Recipe from Fine Cooking
Makes 15 to 18 biscuits

8 oz. (1-3/4 cups) all-purpose flour; more as needed for shaping the dough
1 tablespoon granulated sugar
2-1/4 teaspoon baking powder
3/4 teaspoon kosher salt
1/4 teaspoon baking soda
4 ounces (8 tablespoons) very cold unsalted butter
3/4 cup very cold buttermilk
2 cups grated sharp cheddar, gruyère, gouda, Mexican cheese mix, or provolone

Heat your oven to 500ºF/260ºC. Place the baking rack in the middle of the oven. Line a baking sheet with parchment paper.

In a large bowl, whisk together the flour, sugar, baking powder, salt, and baking soda. Cut the butter into small pieces and place in the bowl with the flour (each cube of butter should be about 1/4" x 1/4"). Using your fingertips, break apart the butter pieces and coat the pieces with flour.

Pour the cold butter milk into the bowl and stir with a spoon until the dough forms come together as a coarse lump and the buttermilk absorbs the flour.

Dust your work surface with flour. Turn the dough onto the surface, scraping out the bowl, and lightly sprinkle the top of the dough and your hand with flour. Press the dough into a 3/4" thick rectangle. Sprinkle 1/3 of the cheese on the dough and fold the dough over in thirds (like folding a letter). Lift dough from your work surface (use a metal spatula if you have one) and re-flour the surface. Dust your hands with flour again and press the dough into a 3/4" thick rectangle again. Sprinkle with another 1/3 of the cheese. Repeat this process one more time to incorporate the rest of the cheese (if you're unsure about how to fold the dough, the link above for Fink Cooking has a picture. I was in the baking zone and forgot to take any). 

Press the final rectangle so it is 1/2" thick. Dip a 2" biscuit cutter into flour and cut out the biscuits, dipping the cutter in more flour as necessary.
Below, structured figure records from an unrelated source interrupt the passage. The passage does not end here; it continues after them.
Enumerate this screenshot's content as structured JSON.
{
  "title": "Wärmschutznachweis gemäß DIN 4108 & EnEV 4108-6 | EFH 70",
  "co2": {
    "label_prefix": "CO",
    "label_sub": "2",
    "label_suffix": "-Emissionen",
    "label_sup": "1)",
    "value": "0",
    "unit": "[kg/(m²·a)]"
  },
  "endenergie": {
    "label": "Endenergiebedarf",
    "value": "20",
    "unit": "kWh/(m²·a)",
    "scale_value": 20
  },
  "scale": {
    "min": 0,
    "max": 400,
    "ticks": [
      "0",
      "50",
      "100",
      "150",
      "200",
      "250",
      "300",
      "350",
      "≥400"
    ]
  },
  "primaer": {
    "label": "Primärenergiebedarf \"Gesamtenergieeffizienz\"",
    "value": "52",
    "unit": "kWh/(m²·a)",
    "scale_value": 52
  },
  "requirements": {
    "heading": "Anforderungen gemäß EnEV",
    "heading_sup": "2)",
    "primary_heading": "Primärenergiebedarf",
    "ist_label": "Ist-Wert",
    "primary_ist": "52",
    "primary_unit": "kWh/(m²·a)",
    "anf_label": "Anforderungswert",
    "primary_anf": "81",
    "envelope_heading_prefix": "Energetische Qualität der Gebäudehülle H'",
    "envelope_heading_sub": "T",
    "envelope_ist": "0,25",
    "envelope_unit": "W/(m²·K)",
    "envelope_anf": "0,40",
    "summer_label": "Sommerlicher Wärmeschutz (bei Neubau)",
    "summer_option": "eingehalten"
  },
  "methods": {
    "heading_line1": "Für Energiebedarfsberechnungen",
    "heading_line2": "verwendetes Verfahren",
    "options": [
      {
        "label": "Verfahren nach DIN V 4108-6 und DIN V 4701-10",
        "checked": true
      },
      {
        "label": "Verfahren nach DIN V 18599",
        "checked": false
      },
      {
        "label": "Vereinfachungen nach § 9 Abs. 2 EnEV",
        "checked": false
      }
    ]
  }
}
Make sure not to twist the cutter to remove the biscuit. Transfer the biscuits to the baking sheet and space them about 1/2" apart (I put mine next to each other in hopes that they'd rise more). Gather any scraps of dough and pat the out so you can cut more biscuits.

Place your baking sheet in the oven and lower the heat to 450ºF/230ºC. Bake for 8 minutes, then rotate your baking sheet 180º. Bake until the biscuits are golden brown on top and double in height, another 4 to 6 minutes. Once baked, remove from oven, let the biscuits cool for a few minutes, then serve warm (they will stay war for 15 to 20 minutes).